1. Identify Proportions and Sample Sizes:
- Proportion of customers using their own cups for coffee [tex]\( p_1 \)[/tex]:
[tex]\[ p_1 = \frac{24}{50} = 0.48 \][/tex]
- Proportion of customers using their own cups for espresso [tex]\( p_2 \)[/tex]:
[tex]\[ p_2 = \frac{18}{50} = 0.36 \][/tex]
- Sample sizes for both coffee [tex]\( n_1 \)[/tex] and espresso [tex]\( n_2 \)[/tex]:
[tex]\[ n_1 = 50, \quad n_2 = 50 \][/tex]
2. Calculate the Difference in Proportions:
[tex]\[ \text{Difference} = p_1 - p_2 = 0.48 - 0.36 = 0.12 \][/tex]
3. Determine the Z-Score for 99% Confidence Level:
A 99% confidence level corresponds to a z-score [tex]\( z \)[/tex]:
[tex]\[ z = 2.58 \][/tex]
4. Calculate the Standard Error of the Difference in Proportions:
[tex]\[ \text{SE} = \sqrt{\left(\frac{p_1 (1 - p_1)}{n_1}\right) + \left(\frac{p_2 (1 - p_2)}{n_2}\right)} \][/tex]
Substituting the values:
[tex]\[ \text{SE} = \sqrt{\left(\frac{0.48 \cdot (1 - 0.48)}{50}\right) + \left(\frac{0.36 \cdot (1 - 0.36)}{50}\right)} \][/tex]
[tex]\[ \text{SE} = \sqrt{\left(\frac{0.48 \cdot 0.52}{50}\right) + \left(\frac{0.36 \cdot 0.64}{50}\right)} \][/tex]
[tex]\[ \text{SE} \approx 0.09797958971132713 \][/tex]

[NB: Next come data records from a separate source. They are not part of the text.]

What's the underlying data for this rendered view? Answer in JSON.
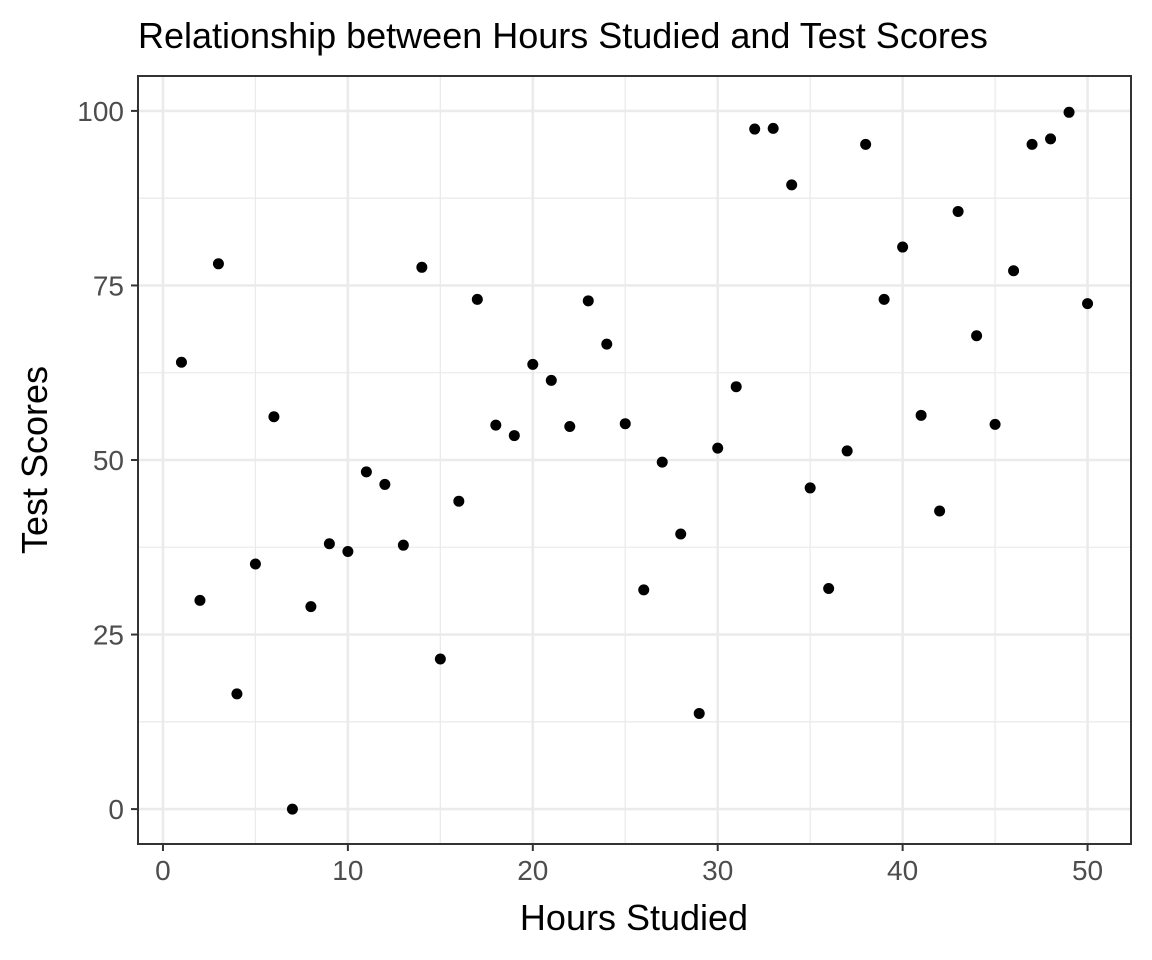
{
  "chart_data": {
    "type": "scatter",
    "title": "Relationship between Hours Studied and Test Scores",
    "xlabel": "Hours Studied",
    "ylabel": "Test Scores",
    "xlim": [
      -1.35,
      52.35
    ],
    "ylim": [
      -5,
      105
    ],
    "x_ticks": [
      0,
      10,
      20,
      30,
      40,
      50
    ],
    "y_ticks": [
      0,
      25,
      50,
      75,
      100
    ],
    "x_tick_labels": [
      "0",
      "10",
      "20",
      "30",
      "40",
      "50"
    ],
    "y_tick_labels": [
      "0",
      "25",
      "50",
      "75",
      "100"
    ],
    "grid": true,
    "point_color": "#000000",
    "x": [
      1,
      2,
      3,
      4,
      5,
      6,
      7,
      8,
      9,
      10,
      11,
      12,
      13,
      14,
      15,
      16,
      17,
      18,
      19,
      20,
      21,
      22,
      23,
      24,
      25,
      26,
      27,
      28,
      29,
      30,
      31,
      32,
      33,
      34,
      35,
      36,
      37,
      38,
      39,
      40,
      41,
      42,
      43,
      44,
      45,
      46,
      47,
      48,
      49,
      50
    ],
    "y": [
      64.0,
      29.9,
      78.1,
      16.5,
      35.1,
      56.2,
      0.0,
      29.0,
      38.0,
      36.9,
      48.3,
      46.5,
      37.8,
      77.6,
      21.5,
      44.1,
      73.0,
      55.0,
      53.5,
      63.7,
      61.4,
      54.8,
      72.8,
      66.6,
      55.2,
      31.4,
      49.7,
      39.4,
      13.7,
      51.7,
      60.5,
      97.4,
      97.5,
      89.4,
      46.0,
      31.6,
      51.3,
      95.2,
      73.0,
      80.5,
      56.4,
      42.7,
      85.6,
      67.8,
      55.1,
      77.1,
      95.2,
      96.0,
      99.8,
      72.4
    ]
  }
}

5. Calculate the Margin of Error:
[tex]\[ \text{Margin of Error} = z \cdot \text{SE} = 2.58 \cdot 0.09797958971132713 \approx 0.252787341455224 \][/tex]

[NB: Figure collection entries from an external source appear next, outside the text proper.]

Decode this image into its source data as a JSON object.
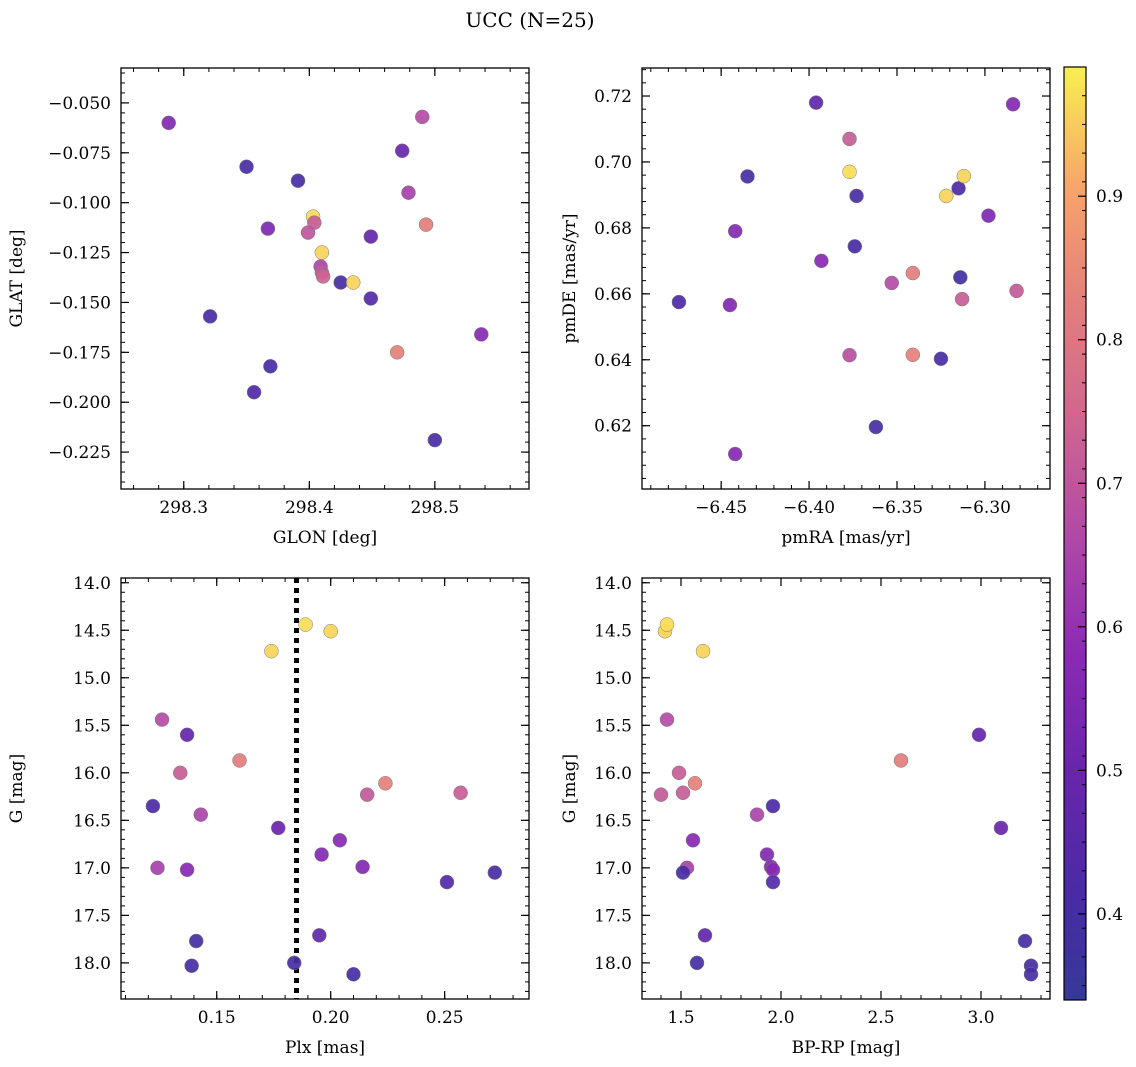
{
  "figure": {
    "title": "UCC (N=25)"
  },
  "colorbar": {
    "range": [
      0.34,
      0.99
    ],
    "ticks": [
      0.4,
      0.5,
      0.6,
      0.7,
      0.8,
      0.9
    ],
    "colormap": "plasma"
  },
  "chart_data": [
    {
      "type": "scatter",
      "xlabel": "GLON [deg]",
      "ylabel": "GLAT [deg]",
      "xlim": [
        298.25,
        298.575
      ],
      "ylim": [
        -0.2435,
        -0.0325
      ],
      "xticks": [
        298.3,
        298.4,
        298.5
      ],
      "yticks": [
        -0.05,
        -0.075,
        -0.1,
        -0.125,
        -0.15,
        -0.175,
        -0.2,
        -0.225
      ],
      "ytick_labels": [
        "−0.050",
        "−0.075",
        "−0.100",
        "−0.125",
        "−0.150",
        "−0.175",
        "−0.200",
        "−0.225"
      ],
      "xtick_labels": [
        "298.3",
        "298.4",
        "298.5"
      ],
      "points": [
        {
          "x": 298.288,
          "y": -0.06,
          "c": 0.56
        },
        {
          "x": 298.35,
          "y": -0.082,
          "c": 0.4
        },
        {
          "x": 298.391,
          "y": -0.089,
          "c": 0.4
        },
        {
          "x": 298.367,
          "y": -0.113,
          "c": 0.55
        },
        {
          "x": 298.321,
          "y": -0.157,
          "c": 0.42
        },
        {
          "x": 298.369,
          "y": -0.182,
          "c": 0.41
        },
        {
          "x": 298.356,
          "y": -0.195,
          "c": 0.43
        },
        {
          "x": 298.403,
          "y": -0.107,
          "c": 0.97
        },
        {
          "x": 298.404,
          "y": -0.11,
          "c": 0.72
        },
        {
          "x": 298.399,
          "y": -0.115,
          "c": 0.7
        },
        {
          "x": 298.41,
          "y": -0.125,
          "c": 0.96
        },
        {
          "x": 298.409,
          "y": -0.132,
          "c": 0.65
        },
        {
          "x": 298.41,
          "y": -0.135,
          "c": 0.71
        },
        {
          "x": 298.411,
          "y": -0.137,
          "c": 0.74
        },
        {
          "x": 298.425,
          "y": -0.14,
          "c": 0.4
        },
        {
          "x": 298.435,
          "y": -0.14,
          "c": 0.96
        },
        {
          "x": 298.449,
          "y": -0.117,
          "c": 0.49
        },
        {
          "x": 298.449,
          "y": -0.148,
          "c": 0.44
        },
        {
          "x": 298.474,
          "y": -0.074,
          "c": 0.5
        },
        {
          "x": 298.479,
          "y": -0.095,
          "c": 0.64
        },
        {
          "x": 298.49,
          "y": -0.057,
          "c": 0.67
        },
        {
          "x": 298.493,
          "y": -0.111,
          "c": 0.82
        },
        {
          "x": 298.47,
          "y": -0.175,
          "c": 0.83
        },
        {
          "x": 298.5,
          "y": -0.219,
          "c": 0.41
        },
        {
          "x": 298.537,
          "y": -0.166,
          "c": 0.57
        }
      ]
    },
    {
      "type": "scatter",
      "xlabel": "pmRA [mas/yr]",
      "ylabel": "pmDE [mas/yr]",
      "xlim": [
        -6.495,
        -6.263
      ],
      "ylim": [
        0.6008,
        0.7285
      ],
      "xticks": [
        -6.45,
        -6.4,
        -6.35,
        -6.3
      ],
      "xtick_labels": [
        "−6.45",
        "−6.40",
        "−6.35",
        "−6.30"
      ],
      "yticks": [
        0.62,
        0.64,
        0.66,
        0.68,
        0.7,
        0.72
      ],
      "ytick_labels": [
        "0.62",
        "0.64",
        "0.66",
        "0.68",
        "0.70",
        "0.72"
      ],
      "points": [
        {
          "x": -6.474,
          "y": 0.6575,
          "c": 0.42
        },
        {
          "x": -6.445,
          "y": 0.6566,
          "c": 0.56
        },
        {
          "x": -6.442,
          "y": 0.679,
          "c": 0.56
        },
        {
          "x": -6.442,
          "y": 0.6114,
          "c": 0.57
        },
        {
          "x": -6.435,
          "y": 0.6956,
          "c": 0.4
        },
        {
          "x": -6.396,
          "y": 0.718,
          "c": 0.47
        },
        {
          "x": -6.393,
          "y": 0.67,
          "c": 0.57
        },
        {
          "x": -6.377,
          "y": 0.707,
          "c": 0.72
        },
        {
          "x": -6.377,
          "y": 0.697,
          "c": 0.97
        },
        {
          "x": -6.377,
          "y": 0.6414,
          "c": 0.68
        },
        {
          "x": -6.373,
          "y": 0.6897,
          "c": 0.4
        },
        {
          "x": -6.374,
          "y": 0.6744,
          "c": 0.41
        },
        {
          "x": -6.362,
          "y": 0.6196,
          "c": 0.4
        },
        {
          "x": -6.353,
          "y": 0.6633,
          "c": 0.67
        },
        {
          "x": -6.341,
          "y": 0.6663,
          "c": 0.82
        },
        {
          "x": -6.341,
          "y": 0.6415,
          "c": 0.83
        },
        {
          "x": -6.325,
          "y": 0.6403,
          "c": 0.41
        },
        {
          "x": -6.322,
          "y": 0.6897,
          "c": 0.96
        },
        {
          "x": -6.315,
          "y": 0.692,
          "c": 0.42
        },
        {
          "x": -6.312,
          "y": 0.6957,
          "c": 0.96
        },
        {
          "x": -6.314,
          "y": 0.665,
          "c": 0.38
        },
        {
          "x": -6.313,
          "y": 0.6584,
          "c": 0.72
        },
        {
          "x": -6.298,
          "y": 0.6837,
          "c": 0.55
        },
        {
          "x": -6.284,
          "y": 0.7175,
          "c": 0.56
        },
        {
          "x": -6.282,
          "y": 0.6609,
          "c": 0.71
        }
      ]
    },
    {
      "type": "scatter",
      "xlabel": "Plx [mas]",
      "ylabel": "G [mag]",
      "xlim": [
        0.108,
        0.287
      ],
      "ylim": [
        18.38,
        13.95
      ],
      "xticks": [
        0.15,
        0.2,
        0.25
      ],
      "xtick_labels": [
        "0.15",
        "0.20",
        "0.25"
      ],
      "yticks": [
        14.0,
        14.5,
        15.0,
        15.5,
        16.0,
        16.5,
        17.0,
        17.5,
        18.0
      ],
      "ytick_labels": [
        "14.0",
        "14.5",
        "15.0",
        "15.5",
        "16.0",
        "16.5",
        "17.0",
        "17.5",
        "18.0"
      ],
      "vline": {
        "x": 0.185,
        "style": "dotted"
      },
      "points": [
        {
          "x": 0.174,
          "y": 14.72,
          "c": 0.96
        },
        {
          "x": 0.189,
          "y": 14.44,
          "c": 0.97
        },
        {
          "x": 0.2,
          "y": 14.51,
          "c": 0.96
        },
        {
          "x": 0.126,
          "y": 15.44,
          "c": 0.67
        },
        {
          "x": 0.137,
          "y": 15.6,
          "c": 0.49
        },
        {
          "x": 0.134,
          "y": 16.0,
          "c": 0.72
        },
        {
          "x": 0.16,
          "y": 15.87,
          "c": 0.82
        },
        {
          "x": 0.122,
          "y": 16.35,
          "c": 0.42
        },
        {
          "x": 0.143,
          "y": 16.44,
          "c": 0.65
        },
        {
          "x": 0.124,
          "y": 17.0,
          "c": 0.64
        },
        {
          "x": 0.137,
          "y": 17.02,
          "c": 0.57
        },
        {
          "x": 0.177,
          "y": 16.58,
          "c": 0.5
        },
        {
          "x": 0.196,
          "y": 16.86,
          "c": 0.56
        },
        {
          "x": 0.204,
          "y": 16.71,
          "c": 0.57
        },
        {
          "x": 0.214,
          "y": 16.99,
          "c": 0.56
        },
        {
          "x": 0.216,
          "y": 16.23,
          "c": 0.71
        },
        {
          "x": 0.224,
          "y": 16.11,
          "c": 0.83
        },
        {
          "x": 0.257,
          "y": 16.21,
          "c": 0.72
        },
        {
          "x": 0.251,
          "y": 17.15,
          "c": 0.44
        },
        {
          "x": 0.272,
          "y": 17.05,
          "c": 0.41
        },
        {
          "x": 0.141,
          "y": 17.77,
          "c": 0.4
        },
        {
          "x": 0.139,
          "y": 18.03,
          "c": 0.4
        },
        {
          "x": 0.195,
          "y": 17.71,
          "c": 0.47
        },
        {
          "x": 0.184,
          "y": 18.0,
          "c": 0.4
        },
        {
          "x": 0.21,
          "y": 18.12,
          "c": 0.41
        }
      ]
    },
    {
      "type": "scatter",
      "xlabel": "BP-RP [mag]",
      "ylabel": "G [mag]",
      "xlim": [
        1.305,
        3.345
      ],
      "ylim": [
        18.38,
        13.95
      ],
      "xticks": [
        1.5,
        2.0,
        2.5,
        3.0
      ],
      "xtick_labels": [
        "1.5",
        "2.0",
        "2.5",
        "3.0"
      ],
      "yticks": [
        14.0,
        14.5,
        15.0,
        15.5,
        16.0,
        16.5,
        17.0,
        17.5,
        18.0
      ],
      "ytick_labels": [
        "14.0",
        "14.5",
        "15.0",
        "15.5",
        "16.0",
        "16.5",
        "17.0",
        "17.5",
        "18.0"
      ],
      "points": [
        {
          "x": 1.42,
          "y": 14.51,
          "c": 0.96
        },
        {
          "x": 1.43,
          "y": 14.44,
          "c": 0.97
        },
        {
          "x": 1.61,
          "y": 14.72,
          "c": 0.96
        },
        {
          "x": 1.43,
          "y": 15.44,
          "c": 0.67
        },
        {
          "x": 1.49,
          "y": 16.0,
          "c": 0.72
        },
        {
          "x": 1.51,
          "y": 16.21,
          "c": 0.72
        },
        {
          "x": 1.4,
          "y": 16.23,
          "c": 0.71
        },
        {
          "x": 1.57,
          "y": 16.11,
          "c": 0.83
        },
        {
          "x": 2.6,
          "y": 15.87,
          "c": 0.82
        },
        {
          "x": 2.99,
          "y": 15.6,
          "c": 0.49
        },
        {
          "x": 1.88,
          "y": 16.44,
          "c": 0.65
        },
        {
          "x": 1.96,
          "y": 16.35,
          "c": 0.42
        },
        {
          "x": 3.1,
          "y": 16.58,
          "c": 0.5
        },
        {
          "x": 1.56,
          "y": 16.71,
          "c": 0.57
        },
        {
          "x": 1.53,
          "y": 17.0,
          "c": 0.64
        },
        {
          "x": 1.51,
          "y": 17.05,
          "c": 0.41
        },
        {
          "x": 1.93,
          "y": 16.86,
          "c": 0.56
        },
        {
          "x": 1.95,
          "y": 16.99,
          "c": 0.56
        },
        {
          "x": 1.96,
          "y": 17.02,
          "c": 0.57
        },
        {
          "x": 1.96,
          "y": 17.15,
          "c": 0.44
        },
        {
          "x": 1.62,
          "y": 17.71,
          "c": 0.47
        },
        {
          "x": 1.58,
          "y": 18.0,
          "c": 0.4
        },
        {
          "x": 3.22,
          "y": 17.77,
          "c": 0.4
        },
        {
          "x": 3.25,
          "y": 18.03,
          "c": 0.4
        },
        {
          "x": 3.25,
          "y": 18.12,
          "c": 0.41
        }
      ]
    }
  ]
}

6. Find the Confidence Interval:
The confidence interval is given by:
[tex]\[ (\text{Difference} - \text{Margin of Error}, \text{Difference} + \text{Margin of Error}) \][/tex]
Substituting the calculated values:
[tex]\[ (0.12 - 0.252787341455224, 0.12 + 0.252787341455224) \][/tex]

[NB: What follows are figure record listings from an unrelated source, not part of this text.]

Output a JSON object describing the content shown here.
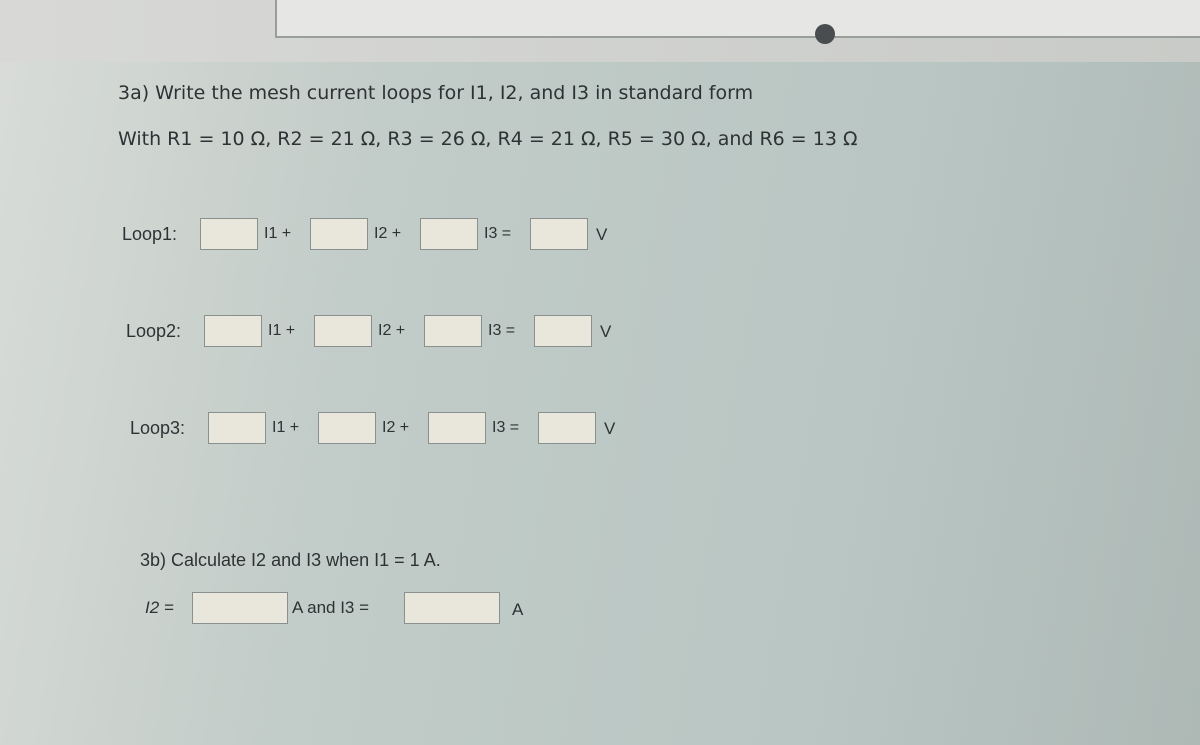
{
  "heading": "3a) Write the mesh current loops for I1, I2, and I3 in standard form",
  "given": "With R1 = 10 Ω, R2 = 21 Ω, R3 = 26 Ω, R4 = 21 Ω, R5 = 30 Ω, and R6 = 13 Ω",
  "loops": [
    {
      "label": "Loop1:",
      "terms": [
        "I1 +",
        "I2 +",
        "I3 ="
      ],
      "unit": "V"
    },
    {
      "label": "Loop2:",
      "terms": [
        "I1 +",
        "I2 +",
        "I3 ="
      ],
      "unit": "V"
    },
    {
      "label": "Loop3:",
      "terms": [
        "I1 +",
        "I2 +",
        "I3 ="
      ],
      "unit": "V"
    }
  ],
  "part_b": {
    "heading": "3b) Calculate I2 and I3 when I1 = 1 A.",
    "label": "I2 =",
    "middle": "A and I3 =",
    "unit": "A"
  }
}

[tex]\[ (-0.13278734145522403, 0.372787341455224) \][/tex]
So, the 99% confidence interval for the difference in the proportion of customers who use their own cups between coffee and espresso purchases is [tex]\((-0.1328, 0.3728)\)[/tex].
From the given options, none match the values we have calculated precisely, but the correct closest matching form should reflect the detailed steps shown above.